Richard Hovannisian on the testimony of Levon Giridlian

Levon Giridlian was born in Ottoman Empire, in Kayseri (Armenian: Kesaria) in the region of Cappadocia. Kayseri had once been a major Christian center, as attested by the numerous chapels hewn into the mountainous terrain. Although not a part of the historic Armenian highlands to the east, the county of Kayseri at the end of the nineteenth century had about 70,000 Armenian inhabitants, active in agriculture, the crafts and trades, and, among them, a significant number of regional and international merchants.

As Armenians sought greater civil rights and security in the rapidly declining Ottoman Empire, they came to be regarded as a threat by the ruling sultan and dominant Muslim society, which regarded Christians and Jews as second-class citizens. Tensions grew in the 1890s, leading to widespread massacres of Armenians, beginning in the port city of Trabzon in October 1895 and then spreading to numerous Armenian towns and villages for the next several months, claiming the lives of more than 100,000 Armenians and causing enormous economic losses through plunder and intentional destruction.

Levon Giridlian recounts the massacre in Kesaria in November 1895 and cites it as the cause for leaving his home and family and immigrating to the United States.
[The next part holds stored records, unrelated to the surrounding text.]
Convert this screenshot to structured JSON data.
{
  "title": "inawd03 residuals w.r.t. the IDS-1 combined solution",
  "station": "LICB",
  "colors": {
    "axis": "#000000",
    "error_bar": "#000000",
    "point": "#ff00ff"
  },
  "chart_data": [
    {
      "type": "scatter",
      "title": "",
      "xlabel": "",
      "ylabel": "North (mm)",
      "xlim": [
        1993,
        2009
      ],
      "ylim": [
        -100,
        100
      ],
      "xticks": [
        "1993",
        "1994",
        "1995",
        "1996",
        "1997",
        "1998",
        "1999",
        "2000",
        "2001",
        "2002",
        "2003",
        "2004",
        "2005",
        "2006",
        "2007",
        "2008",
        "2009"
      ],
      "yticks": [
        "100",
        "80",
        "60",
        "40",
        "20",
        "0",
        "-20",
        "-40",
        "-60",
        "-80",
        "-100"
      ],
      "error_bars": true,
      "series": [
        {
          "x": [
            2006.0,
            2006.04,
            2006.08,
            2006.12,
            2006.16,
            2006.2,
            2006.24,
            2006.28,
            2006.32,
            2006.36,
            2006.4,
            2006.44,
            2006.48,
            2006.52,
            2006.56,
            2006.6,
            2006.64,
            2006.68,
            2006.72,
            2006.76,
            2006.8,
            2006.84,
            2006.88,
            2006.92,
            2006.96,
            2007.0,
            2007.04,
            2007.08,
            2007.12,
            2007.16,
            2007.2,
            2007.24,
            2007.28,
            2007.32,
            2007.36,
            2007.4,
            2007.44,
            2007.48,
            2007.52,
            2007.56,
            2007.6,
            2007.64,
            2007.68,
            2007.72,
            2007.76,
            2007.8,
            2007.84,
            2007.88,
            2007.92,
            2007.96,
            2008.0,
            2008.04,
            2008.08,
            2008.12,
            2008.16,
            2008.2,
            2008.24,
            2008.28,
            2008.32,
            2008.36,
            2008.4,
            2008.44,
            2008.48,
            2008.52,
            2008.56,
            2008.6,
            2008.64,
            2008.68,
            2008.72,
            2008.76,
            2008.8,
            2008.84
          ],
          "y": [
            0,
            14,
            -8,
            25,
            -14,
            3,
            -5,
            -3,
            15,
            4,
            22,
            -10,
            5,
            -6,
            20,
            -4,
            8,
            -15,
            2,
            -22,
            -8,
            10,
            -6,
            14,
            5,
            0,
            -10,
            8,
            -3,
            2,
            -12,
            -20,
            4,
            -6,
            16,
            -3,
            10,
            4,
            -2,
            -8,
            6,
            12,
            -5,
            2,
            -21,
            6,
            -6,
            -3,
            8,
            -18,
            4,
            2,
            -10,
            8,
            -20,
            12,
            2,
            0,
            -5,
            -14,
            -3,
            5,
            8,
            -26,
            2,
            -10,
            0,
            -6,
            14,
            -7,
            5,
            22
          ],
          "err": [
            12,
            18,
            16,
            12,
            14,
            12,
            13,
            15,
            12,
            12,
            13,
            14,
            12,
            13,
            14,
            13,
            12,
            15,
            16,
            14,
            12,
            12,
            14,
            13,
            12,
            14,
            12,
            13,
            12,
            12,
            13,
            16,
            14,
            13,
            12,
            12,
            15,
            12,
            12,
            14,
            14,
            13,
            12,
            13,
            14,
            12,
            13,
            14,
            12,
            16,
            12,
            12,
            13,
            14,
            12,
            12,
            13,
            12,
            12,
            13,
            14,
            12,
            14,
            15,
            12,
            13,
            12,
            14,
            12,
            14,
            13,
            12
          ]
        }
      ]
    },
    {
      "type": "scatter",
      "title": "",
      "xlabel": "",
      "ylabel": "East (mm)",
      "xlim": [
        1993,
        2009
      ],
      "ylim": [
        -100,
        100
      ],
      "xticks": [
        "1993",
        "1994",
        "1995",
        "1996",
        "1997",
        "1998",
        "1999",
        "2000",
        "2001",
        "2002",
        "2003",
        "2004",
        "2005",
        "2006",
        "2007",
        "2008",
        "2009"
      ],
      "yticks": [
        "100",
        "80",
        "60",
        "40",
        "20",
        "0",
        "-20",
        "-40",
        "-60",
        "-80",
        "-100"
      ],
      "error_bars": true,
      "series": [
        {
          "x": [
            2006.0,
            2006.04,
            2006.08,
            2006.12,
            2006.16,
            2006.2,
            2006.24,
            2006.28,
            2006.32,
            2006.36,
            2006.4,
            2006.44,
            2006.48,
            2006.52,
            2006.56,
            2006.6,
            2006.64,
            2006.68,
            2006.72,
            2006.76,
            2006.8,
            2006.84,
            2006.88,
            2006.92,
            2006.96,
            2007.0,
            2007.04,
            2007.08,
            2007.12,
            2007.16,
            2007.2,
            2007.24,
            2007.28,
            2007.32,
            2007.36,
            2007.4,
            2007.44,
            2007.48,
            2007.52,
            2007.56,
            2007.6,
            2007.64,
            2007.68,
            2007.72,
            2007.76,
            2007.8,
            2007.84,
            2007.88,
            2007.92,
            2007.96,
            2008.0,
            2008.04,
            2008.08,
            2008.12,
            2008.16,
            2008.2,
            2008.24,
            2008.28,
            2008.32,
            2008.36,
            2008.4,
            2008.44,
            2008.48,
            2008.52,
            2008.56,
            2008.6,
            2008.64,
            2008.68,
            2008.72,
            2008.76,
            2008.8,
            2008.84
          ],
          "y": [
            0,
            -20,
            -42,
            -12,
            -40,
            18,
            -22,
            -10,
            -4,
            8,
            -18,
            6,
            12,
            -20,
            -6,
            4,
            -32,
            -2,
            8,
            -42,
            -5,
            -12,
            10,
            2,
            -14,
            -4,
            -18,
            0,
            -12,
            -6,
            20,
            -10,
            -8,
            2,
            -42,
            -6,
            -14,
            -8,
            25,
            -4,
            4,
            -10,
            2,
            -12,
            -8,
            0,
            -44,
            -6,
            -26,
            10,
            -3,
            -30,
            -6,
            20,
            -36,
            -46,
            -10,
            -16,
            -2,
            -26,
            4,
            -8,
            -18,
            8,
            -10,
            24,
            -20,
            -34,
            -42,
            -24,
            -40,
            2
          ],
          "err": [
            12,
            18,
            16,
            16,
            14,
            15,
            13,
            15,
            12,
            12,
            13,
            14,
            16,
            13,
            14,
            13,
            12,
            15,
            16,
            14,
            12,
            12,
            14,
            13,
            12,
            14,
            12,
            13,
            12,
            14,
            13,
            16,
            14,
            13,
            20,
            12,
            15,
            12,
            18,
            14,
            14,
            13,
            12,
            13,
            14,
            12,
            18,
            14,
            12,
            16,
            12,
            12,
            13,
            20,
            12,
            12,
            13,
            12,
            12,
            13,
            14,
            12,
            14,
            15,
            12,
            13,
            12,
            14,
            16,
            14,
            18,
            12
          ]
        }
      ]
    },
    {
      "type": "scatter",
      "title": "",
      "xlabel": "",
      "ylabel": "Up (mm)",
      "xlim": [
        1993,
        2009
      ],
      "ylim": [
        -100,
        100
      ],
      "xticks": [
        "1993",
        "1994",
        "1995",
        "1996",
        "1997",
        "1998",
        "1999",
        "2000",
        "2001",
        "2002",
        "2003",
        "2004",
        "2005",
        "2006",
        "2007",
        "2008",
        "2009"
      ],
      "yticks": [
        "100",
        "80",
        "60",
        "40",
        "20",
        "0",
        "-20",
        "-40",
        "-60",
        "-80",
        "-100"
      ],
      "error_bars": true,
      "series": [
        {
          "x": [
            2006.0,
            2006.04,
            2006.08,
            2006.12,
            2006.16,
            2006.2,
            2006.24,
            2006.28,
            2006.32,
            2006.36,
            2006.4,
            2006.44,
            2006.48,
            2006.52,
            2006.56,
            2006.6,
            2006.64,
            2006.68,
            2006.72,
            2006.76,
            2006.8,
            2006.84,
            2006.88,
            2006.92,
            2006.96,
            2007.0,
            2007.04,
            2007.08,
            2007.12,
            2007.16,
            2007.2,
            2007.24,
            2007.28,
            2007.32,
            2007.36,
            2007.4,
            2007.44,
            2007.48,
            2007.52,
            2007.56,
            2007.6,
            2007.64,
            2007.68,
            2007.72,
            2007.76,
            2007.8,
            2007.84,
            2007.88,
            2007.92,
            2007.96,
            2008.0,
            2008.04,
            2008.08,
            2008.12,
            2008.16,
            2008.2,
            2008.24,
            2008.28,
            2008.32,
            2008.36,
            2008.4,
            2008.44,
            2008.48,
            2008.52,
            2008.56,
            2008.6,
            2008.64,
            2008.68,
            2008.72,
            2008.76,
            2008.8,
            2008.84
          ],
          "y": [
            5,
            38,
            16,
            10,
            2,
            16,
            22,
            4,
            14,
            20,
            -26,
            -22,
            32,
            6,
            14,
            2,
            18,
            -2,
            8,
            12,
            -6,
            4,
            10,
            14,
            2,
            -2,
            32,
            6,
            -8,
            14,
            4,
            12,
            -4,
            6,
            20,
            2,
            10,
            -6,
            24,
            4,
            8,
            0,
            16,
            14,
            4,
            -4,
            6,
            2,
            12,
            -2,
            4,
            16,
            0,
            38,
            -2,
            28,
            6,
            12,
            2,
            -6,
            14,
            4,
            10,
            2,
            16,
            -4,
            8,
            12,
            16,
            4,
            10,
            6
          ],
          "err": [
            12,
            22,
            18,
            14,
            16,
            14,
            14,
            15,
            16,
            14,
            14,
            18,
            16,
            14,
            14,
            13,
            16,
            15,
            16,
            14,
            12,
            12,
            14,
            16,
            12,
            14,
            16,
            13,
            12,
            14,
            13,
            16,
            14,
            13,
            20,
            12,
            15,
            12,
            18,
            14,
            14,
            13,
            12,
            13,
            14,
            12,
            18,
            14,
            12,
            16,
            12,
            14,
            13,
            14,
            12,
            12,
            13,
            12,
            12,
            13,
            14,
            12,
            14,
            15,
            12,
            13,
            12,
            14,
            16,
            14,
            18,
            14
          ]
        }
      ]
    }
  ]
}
He confirms what many other survivors have written or stated; that is, that the massacres began after Friday prayers and sermons in the mosques, whereupon the mob burst into the Armenian quarters, killing and looting.  The violence lasted from a few hours to several days and is regarded as one of the ominous precursors to the Armenian Genocide twenty years later, in 1915.

Author: Richard Hovannisian is one of the leading experts on the Armenian Genocide who founded the Armenian Studies program at UCLA and is now an adjunct professor at USC, advising USC Shoah Foundation on its Armenian Genocide testimony collection.